I-4 Long-term follow-up effects on enzyme replacement treatment of adult form of acid maltase deficiency myopathy

We evaluated the clinical efficacy of alglucosidase alpha enzyme replacement therapy (ERT) in 77 patients with late-onset glycogen storage disease type 2 (GSDII) at various stages of disease progression. Previous studies on efficacy led to demonstrate ERT efficacy against placebo in a 18 months study (LOTS, van Der Ploeg, NEJM, 2010). Seventy-seven juvenile or adult patients were treated with ERT in a multi-centre open label non-randomized study with regular clinical assessment for up to 54 months. Recombinant human alpha glucosidase (rh-GAA) was injected by intravenous route at 20 mg/kg i.v. every second week. For analysis, patients were divided in three groups: one group received ERT treatment for 12-18 months, a second group received ERT treatment for 24-30 months, and a third group patients were treated for over 36 months.
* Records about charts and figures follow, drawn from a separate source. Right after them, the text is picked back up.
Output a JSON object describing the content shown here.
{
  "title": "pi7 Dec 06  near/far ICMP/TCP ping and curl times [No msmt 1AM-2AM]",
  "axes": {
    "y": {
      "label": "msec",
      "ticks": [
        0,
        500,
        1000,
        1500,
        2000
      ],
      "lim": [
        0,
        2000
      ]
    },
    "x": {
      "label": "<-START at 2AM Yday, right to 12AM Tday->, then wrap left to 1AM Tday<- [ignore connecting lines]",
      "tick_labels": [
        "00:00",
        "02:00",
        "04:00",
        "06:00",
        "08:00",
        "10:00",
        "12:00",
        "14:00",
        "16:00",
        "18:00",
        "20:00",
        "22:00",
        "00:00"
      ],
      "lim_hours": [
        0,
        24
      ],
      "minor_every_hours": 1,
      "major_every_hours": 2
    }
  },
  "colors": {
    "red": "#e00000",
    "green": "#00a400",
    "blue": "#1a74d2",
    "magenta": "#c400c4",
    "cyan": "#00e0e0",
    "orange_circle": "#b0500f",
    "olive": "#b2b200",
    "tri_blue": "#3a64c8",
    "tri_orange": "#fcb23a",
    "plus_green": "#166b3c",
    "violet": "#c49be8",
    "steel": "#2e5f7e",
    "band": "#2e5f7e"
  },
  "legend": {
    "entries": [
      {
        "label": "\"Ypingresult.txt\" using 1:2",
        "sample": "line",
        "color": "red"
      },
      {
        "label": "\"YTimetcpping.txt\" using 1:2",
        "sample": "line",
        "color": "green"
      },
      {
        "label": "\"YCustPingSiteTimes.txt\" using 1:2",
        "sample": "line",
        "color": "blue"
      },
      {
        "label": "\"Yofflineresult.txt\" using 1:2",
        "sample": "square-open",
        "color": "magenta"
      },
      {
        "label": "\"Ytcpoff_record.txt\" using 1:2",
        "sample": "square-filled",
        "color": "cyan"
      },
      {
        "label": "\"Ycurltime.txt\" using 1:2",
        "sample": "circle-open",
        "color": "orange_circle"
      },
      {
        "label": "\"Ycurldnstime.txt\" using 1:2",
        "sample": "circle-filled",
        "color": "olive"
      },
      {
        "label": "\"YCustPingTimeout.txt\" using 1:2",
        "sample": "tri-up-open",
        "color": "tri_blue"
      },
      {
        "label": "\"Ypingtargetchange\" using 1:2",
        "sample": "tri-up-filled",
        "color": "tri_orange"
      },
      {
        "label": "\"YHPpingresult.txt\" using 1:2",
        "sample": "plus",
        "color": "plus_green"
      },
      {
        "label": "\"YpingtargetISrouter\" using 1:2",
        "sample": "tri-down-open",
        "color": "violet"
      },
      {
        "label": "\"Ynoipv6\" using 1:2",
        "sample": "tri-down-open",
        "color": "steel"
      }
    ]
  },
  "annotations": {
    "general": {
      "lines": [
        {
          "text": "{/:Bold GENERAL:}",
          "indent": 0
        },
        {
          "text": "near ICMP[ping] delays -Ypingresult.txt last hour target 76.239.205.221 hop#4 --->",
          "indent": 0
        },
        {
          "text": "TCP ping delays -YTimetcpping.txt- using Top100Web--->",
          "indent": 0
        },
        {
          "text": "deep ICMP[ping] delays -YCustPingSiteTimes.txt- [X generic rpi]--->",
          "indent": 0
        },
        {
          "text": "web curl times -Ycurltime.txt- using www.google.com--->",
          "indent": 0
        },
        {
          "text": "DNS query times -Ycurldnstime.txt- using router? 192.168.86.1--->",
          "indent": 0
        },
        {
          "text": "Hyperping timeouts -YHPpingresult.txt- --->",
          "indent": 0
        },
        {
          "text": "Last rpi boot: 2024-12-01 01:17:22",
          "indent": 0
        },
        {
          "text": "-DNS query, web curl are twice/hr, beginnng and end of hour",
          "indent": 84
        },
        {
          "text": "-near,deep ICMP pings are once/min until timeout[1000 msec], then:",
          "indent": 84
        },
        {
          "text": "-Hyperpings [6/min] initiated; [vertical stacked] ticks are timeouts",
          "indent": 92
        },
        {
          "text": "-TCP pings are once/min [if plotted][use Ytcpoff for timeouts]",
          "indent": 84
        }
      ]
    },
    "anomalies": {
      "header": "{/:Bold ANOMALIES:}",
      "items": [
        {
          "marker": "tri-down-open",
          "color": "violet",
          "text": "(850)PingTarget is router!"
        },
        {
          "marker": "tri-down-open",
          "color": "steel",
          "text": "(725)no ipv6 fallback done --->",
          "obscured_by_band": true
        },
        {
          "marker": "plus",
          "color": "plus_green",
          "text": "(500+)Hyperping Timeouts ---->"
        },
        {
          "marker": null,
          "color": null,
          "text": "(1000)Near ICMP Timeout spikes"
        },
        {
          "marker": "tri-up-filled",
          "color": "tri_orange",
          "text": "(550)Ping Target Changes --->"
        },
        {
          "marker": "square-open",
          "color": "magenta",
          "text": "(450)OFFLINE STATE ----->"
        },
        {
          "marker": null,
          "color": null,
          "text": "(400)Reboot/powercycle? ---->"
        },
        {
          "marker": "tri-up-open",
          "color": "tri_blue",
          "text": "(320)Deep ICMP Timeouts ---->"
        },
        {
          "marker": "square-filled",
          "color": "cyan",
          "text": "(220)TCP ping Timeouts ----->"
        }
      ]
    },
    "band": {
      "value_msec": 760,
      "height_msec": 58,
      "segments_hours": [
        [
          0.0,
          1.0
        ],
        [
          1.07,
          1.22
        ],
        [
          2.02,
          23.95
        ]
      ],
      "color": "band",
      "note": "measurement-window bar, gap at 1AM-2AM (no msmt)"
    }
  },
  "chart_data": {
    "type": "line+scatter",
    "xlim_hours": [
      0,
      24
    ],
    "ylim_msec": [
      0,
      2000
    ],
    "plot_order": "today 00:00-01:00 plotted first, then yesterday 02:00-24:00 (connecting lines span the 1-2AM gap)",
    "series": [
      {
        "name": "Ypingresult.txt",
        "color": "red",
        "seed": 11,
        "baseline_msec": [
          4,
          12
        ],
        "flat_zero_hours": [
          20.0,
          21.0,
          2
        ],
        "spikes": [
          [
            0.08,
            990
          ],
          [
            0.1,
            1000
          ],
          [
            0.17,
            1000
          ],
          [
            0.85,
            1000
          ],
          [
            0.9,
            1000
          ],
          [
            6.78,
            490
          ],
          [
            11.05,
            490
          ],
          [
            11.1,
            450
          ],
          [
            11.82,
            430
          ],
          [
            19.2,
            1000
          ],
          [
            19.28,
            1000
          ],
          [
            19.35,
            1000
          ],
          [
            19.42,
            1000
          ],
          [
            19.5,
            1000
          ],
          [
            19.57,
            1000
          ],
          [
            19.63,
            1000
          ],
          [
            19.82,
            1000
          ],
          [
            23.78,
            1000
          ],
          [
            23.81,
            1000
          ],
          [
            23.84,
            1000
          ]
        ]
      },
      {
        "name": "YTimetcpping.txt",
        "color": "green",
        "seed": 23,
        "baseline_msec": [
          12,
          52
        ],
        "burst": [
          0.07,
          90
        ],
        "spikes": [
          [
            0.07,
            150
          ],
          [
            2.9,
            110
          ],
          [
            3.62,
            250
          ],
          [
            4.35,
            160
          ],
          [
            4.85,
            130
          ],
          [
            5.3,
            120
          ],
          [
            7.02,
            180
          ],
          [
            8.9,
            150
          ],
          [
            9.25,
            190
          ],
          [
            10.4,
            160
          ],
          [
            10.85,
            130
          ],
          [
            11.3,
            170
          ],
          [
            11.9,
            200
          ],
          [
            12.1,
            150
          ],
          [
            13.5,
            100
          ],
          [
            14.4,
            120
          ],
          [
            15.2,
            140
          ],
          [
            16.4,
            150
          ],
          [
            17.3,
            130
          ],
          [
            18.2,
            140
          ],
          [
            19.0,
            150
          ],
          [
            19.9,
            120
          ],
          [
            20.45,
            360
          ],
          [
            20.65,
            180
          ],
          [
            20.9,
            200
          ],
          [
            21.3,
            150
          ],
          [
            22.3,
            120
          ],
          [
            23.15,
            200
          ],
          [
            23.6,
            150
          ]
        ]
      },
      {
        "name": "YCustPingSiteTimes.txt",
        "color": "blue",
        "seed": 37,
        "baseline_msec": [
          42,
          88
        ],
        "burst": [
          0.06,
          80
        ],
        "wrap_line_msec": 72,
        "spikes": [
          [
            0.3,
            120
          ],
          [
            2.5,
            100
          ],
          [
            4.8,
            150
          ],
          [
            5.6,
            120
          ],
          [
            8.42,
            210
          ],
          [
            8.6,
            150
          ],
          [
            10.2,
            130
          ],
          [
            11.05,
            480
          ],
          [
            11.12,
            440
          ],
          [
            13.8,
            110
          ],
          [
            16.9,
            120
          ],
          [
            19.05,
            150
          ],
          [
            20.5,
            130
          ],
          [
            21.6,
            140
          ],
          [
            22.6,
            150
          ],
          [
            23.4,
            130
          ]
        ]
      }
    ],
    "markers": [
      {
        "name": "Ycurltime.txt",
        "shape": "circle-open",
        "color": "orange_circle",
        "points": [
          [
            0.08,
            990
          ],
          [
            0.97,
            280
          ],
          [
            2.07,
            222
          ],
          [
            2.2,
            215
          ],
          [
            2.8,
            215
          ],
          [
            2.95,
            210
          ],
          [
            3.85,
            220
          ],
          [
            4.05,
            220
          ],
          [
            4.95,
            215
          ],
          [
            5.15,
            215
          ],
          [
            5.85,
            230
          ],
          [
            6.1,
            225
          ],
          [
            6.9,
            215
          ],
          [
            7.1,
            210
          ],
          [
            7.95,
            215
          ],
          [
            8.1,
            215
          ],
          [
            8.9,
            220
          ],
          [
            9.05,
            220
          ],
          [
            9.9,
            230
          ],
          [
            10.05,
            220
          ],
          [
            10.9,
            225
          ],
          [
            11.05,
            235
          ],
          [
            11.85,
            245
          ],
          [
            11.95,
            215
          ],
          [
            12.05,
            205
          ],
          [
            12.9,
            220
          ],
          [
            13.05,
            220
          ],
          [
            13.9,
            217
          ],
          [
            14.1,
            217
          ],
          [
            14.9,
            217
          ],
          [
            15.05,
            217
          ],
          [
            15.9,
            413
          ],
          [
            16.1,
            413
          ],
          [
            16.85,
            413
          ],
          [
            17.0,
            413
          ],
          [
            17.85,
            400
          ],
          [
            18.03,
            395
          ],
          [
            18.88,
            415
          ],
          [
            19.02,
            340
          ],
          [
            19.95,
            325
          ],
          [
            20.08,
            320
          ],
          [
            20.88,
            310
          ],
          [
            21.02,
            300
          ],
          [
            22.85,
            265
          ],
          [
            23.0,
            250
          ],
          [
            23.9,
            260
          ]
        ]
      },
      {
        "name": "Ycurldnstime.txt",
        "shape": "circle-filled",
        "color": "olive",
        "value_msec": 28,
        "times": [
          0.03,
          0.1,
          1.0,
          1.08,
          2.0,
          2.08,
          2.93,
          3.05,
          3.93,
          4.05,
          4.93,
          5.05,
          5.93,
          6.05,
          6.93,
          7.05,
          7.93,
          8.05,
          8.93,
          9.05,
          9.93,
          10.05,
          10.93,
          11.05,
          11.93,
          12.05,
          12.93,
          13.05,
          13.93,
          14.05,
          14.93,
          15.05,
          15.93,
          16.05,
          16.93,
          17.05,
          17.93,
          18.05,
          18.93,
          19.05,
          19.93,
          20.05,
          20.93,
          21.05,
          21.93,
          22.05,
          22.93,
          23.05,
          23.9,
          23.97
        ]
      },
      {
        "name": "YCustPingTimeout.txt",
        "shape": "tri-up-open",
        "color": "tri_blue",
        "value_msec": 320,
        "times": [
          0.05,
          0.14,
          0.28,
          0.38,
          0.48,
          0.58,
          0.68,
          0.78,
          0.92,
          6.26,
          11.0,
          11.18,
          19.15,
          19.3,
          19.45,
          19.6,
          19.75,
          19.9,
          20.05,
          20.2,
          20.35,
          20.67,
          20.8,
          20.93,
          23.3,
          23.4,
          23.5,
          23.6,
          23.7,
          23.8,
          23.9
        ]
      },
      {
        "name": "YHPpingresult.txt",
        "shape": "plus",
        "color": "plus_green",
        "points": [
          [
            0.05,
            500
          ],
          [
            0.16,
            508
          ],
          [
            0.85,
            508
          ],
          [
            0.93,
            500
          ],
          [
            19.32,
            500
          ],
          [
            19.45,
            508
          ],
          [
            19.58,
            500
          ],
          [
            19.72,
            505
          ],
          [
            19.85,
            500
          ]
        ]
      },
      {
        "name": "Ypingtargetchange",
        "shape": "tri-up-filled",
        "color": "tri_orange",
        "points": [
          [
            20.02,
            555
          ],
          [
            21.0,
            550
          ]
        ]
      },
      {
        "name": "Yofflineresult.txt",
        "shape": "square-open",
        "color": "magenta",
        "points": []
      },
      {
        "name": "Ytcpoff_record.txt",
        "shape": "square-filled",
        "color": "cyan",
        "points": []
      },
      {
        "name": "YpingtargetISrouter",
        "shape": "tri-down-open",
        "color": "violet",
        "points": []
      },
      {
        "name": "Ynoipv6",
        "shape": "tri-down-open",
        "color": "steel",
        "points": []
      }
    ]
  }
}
Clinical assessment included a 6-minute walk test (6MWT), the Walton and Gardner-Medwin scale, forced vital capacity (FVC) and blood creatine kinase (CK). All tests were performed at baseline and every three months thereafter. ERT was associated with a longer walking distance on the 6MWT. FVC was stabilized in most patients, and a significant decrease in number of hours off the ventilator was found in several patients. Few adverse effects were observed, leading to discontinuation of treatment in 1 patient. ERT appears a long term reasonable safe treatment for all patients examined. The response pattern in a single patient was variable and not always correlated with treatment duration.